After losing his teaching position in England, Taylor moved to Boston in 1668 as a minister. Taylor took a second degree at Harvard. He achieved his first degree at an English University. After graduating, Taylor became a minister to the tiny frontier town of Westfield Massachusetts.
There were many difficulties in Taylor's life during his time in Westfield. The town was under constant threat of attack during King Philip's War. The Great Indian War also did a large amount of damage
near the Massachusetts Bay. About two-thirds of all the villages on the Bay were damaged or completely destroyed. Taylor's first wife bore eight children five of whom died as infants.

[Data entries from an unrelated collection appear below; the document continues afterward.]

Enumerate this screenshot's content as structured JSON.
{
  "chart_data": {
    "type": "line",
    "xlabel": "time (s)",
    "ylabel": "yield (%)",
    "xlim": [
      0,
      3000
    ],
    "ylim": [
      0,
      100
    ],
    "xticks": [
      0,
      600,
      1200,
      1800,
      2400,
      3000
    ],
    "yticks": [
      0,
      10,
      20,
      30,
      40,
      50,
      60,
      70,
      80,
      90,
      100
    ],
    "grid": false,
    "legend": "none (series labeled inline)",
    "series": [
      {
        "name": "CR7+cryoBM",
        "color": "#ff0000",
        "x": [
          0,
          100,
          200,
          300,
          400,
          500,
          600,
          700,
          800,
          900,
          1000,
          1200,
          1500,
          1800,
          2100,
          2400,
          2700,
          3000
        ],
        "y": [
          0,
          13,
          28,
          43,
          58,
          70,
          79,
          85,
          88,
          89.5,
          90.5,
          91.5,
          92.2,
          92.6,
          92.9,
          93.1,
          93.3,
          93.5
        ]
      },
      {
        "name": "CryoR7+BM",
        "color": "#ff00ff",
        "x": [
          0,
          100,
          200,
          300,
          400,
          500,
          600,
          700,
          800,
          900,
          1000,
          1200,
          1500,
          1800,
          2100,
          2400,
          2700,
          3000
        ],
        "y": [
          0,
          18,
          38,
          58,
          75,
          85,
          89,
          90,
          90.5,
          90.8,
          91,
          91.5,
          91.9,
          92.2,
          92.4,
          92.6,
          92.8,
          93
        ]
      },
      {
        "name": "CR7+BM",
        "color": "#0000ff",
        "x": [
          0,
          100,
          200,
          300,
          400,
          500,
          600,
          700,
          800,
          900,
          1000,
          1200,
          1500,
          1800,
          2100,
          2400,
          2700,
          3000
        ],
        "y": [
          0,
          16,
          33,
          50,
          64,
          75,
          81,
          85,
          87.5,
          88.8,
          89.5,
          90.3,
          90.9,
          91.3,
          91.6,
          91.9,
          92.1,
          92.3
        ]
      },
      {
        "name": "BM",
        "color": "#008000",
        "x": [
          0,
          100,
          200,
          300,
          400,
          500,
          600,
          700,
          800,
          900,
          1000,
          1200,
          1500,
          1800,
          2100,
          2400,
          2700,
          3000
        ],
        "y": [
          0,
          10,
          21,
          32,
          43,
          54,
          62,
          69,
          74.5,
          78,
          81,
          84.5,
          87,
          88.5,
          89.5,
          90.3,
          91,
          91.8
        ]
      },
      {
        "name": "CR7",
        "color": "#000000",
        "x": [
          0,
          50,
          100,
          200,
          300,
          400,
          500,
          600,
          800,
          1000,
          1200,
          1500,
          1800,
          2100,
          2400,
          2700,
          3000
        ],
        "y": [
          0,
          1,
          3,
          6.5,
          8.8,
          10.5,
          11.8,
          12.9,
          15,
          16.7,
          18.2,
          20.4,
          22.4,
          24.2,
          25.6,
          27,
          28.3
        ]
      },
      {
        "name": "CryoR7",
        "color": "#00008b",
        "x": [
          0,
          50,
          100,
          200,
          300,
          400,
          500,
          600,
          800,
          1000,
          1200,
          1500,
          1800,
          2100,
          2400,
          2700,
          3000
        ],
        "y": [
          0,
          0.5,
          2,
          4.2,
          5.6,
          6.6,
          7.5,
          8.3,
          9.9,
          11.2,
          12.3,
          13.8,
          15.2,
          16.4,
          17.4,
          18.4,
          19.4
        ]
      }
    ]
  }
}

Taylor has written a great deal of poems throughout his life. It is not on record of how many, for poems by him are still being discovered today. Some were recently discovered in his library in the binding of books. Most of which were concerned with religion. In his poems, Taylor tried to defend the original faith of the Puritans against newer, more liberal religious ideas. Taylor's poems differ from other puritan poets in being more difficult and intricate. His main poetic work is a group of more than two hundred poems entitled Preparatory Meditations, which he wrote on and off for forty-four years.
Taylor wrote little concerning his life in the New World. He concentrated mostly on religious beliefs of the puritans in the late seventeenth and early eighteenth centuries.